Jusqu'ici, la bataille est feutrée et le "candidat-président" se comporte comme s'il voulait se succéder à lui-même. Chaque soir, la télévision le montre qui sillonne le pays, inaugure des écoles, distribue la manne de l'Etat. La foule est au rendez-vous et l'acclame comme naguère tous ses prédécesseurs. La télévision est encore là pour vendre le bilan du quinquennat : la violence qui n'est plus que " résiduelle", l'apaisement en Kabylie, la restauration de l'image de l'Algérie sur la scène internationale, les caisses de l'Etat bien remplies, la croissance économique proche de 7 % en 2003... Rien n'est faux, mais tout mérite que l'on y regarde à deux fois. Ainsi, les chiffres flatteurs de l'économie doivent davantage aux cours du pétrole sur le marché international et à une météo parfaite pour les cultures qu'à l'audace des réformes. "Les résultats économiques sont médiocres", nuance un autre candidat à la présidentielle, l'économiste Ahmed Benbitour.

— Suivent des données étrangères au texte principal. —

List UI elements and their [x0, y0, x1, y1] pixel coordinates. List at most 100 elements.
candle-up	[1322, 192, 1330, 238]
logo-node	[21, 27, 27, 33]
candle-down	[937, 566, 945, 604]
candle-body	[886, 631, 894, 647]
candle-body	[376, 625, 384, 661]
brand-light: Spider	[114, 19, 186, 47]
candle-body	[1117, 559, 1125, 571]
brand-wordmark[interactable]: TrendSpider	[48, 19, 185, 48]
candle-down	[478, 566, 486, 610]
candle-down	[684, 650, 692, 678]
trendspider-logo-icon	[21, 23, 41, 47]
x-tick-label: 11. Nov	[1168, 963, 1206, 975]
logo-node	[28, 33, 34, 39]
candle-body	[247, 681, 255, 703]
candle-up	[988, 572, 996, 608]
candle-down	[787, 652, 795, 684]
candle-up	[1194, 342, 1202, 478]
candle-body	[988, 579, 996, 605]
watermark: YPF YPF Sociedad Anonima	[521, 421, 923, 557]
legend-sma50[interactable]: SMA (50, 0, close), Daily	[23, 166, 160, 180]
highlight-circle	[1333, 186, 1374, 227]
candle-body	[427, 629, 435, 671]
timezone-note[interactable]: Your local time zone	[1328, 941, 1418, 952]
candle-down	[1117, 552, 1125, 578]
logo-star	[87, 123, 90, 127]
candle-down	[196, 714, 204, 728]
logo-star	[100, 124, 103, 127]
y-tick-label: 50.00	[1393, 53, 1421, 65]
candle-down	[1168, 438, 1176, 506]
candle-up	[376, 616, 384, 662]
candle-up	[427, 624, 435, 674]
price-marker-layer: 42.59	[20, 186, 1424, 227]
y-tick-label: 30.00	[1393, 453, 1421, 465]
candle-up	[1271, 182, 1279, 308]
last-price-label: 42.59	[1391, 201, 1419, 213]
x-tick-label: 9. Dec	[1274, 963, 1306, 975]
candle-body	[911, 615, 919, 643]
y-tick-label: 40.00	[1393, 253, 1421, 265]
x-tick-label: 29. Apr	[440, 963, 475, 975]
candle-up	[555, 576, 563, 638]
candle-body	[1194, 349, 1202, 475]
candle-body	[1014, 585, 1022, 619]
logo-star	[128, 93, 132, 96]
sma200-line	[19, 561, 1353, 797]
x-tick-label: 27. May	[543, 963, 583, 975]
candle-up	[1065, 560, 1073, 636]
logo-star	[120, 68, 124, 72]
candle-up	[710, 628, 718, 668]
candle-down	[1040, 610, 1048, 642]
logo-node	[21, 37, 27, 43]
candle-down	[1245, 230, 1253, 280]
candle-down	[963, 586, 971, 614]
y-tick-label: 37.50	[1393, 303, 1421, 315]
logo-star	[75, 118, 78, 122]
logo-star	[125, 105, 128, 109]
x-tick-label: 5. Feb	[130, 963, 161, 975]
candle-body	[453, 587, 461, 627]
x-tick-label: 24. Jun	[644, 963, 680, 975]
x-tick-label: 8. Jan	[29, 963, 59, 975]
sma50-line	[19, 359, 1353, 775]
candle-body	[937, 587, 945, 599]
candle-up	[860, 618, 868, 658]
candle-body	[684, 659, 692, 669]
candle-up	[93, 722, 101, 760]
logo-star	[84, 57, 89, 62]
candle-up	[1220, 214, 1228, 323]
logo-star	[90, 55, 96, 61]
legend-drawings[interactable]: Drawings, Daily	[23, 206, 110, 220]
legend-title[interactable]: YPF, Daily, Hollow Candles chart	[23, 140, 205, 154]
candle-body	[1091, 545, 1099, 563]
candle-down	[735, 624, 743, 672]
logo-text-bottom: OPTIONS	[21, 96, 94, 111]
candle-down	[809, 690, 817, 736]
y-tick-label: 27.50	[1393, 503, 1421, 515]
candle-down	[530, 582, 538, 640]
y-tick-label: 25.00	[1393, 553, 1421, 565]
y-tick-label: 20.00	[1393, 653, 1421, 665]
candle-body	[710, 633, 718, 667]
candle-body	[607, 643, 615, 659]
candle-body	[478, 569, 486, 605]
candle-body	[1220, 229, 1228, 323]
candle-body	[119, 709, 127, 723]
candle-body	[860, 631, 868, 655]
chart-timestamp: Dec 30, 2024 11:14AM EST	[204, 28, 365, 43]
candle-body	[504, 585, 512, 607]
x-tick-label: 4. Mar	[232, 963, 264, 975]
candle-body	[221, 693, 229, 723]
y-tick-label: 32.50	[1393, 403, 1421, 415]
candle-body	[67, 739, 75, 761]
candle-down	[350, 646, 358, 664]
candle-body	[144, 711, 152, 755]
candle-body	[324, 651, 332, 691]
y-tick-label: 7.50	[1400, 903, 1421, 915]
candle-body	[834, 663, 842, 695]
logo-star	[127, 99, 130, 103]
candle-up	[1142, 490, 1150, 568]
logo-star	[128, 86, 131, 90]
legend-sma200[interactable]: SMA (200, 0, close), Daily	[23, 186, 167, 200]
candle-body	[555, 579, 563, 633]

Quoi qu'il en soit, le président sortant peut-il l'emporter contre l'armée ? La question divise. "Impossible, ça voudrait dire que nous sommes devenus un pays comme la Suède", ironise un homme du sérail, sous couvert d'anonymat. D'autres jurent que l'armée est divisée et que le chef de l'Etat peut s'appuyer sur les services de sécurité omniprésents dans le pays. L'idée est rassurante pour les partisans du chef de l'Etat mais difficile à admettre : si l'ancienne Sécurité militaire était "pro- Bouteflika", jamais le FNL n'aurait basculé ; le syndicat officiel ne ferait pas montre d'attentisme et les islamistes "modérés" seraient plus accommodants.
Pour la demi-douzaine de personnalités qui peuvent espérer franchir l'obstacle de la validation de leur candidature par le Conseil constitutionnel, la querelle au sommet de l'Etat est une aubaine. Certes, quelques-uns redoutent un compromis de dernière minute entre le président et les militaires dont ils feraient les frais. Mais d'autres voient le président renoncer à se présenter et rêvent d'être adoubés par l'armée. Et puis, il y a ceux qui misent sur l'armée pour que la compétition soit équitable entre le candidat-président et ses adversaires. "J'ai eu des assurances formelles. L'armée n'a pas de candidat", soutient le général Rachid Benyellès, une sorte de "M. Propre" dans la course à la présidence.
Si c'est le cas, pour la première fois dans l'histoire de l'Algérie, il faudra attendre le soir du second tour pour connaître le nom du vainqueur.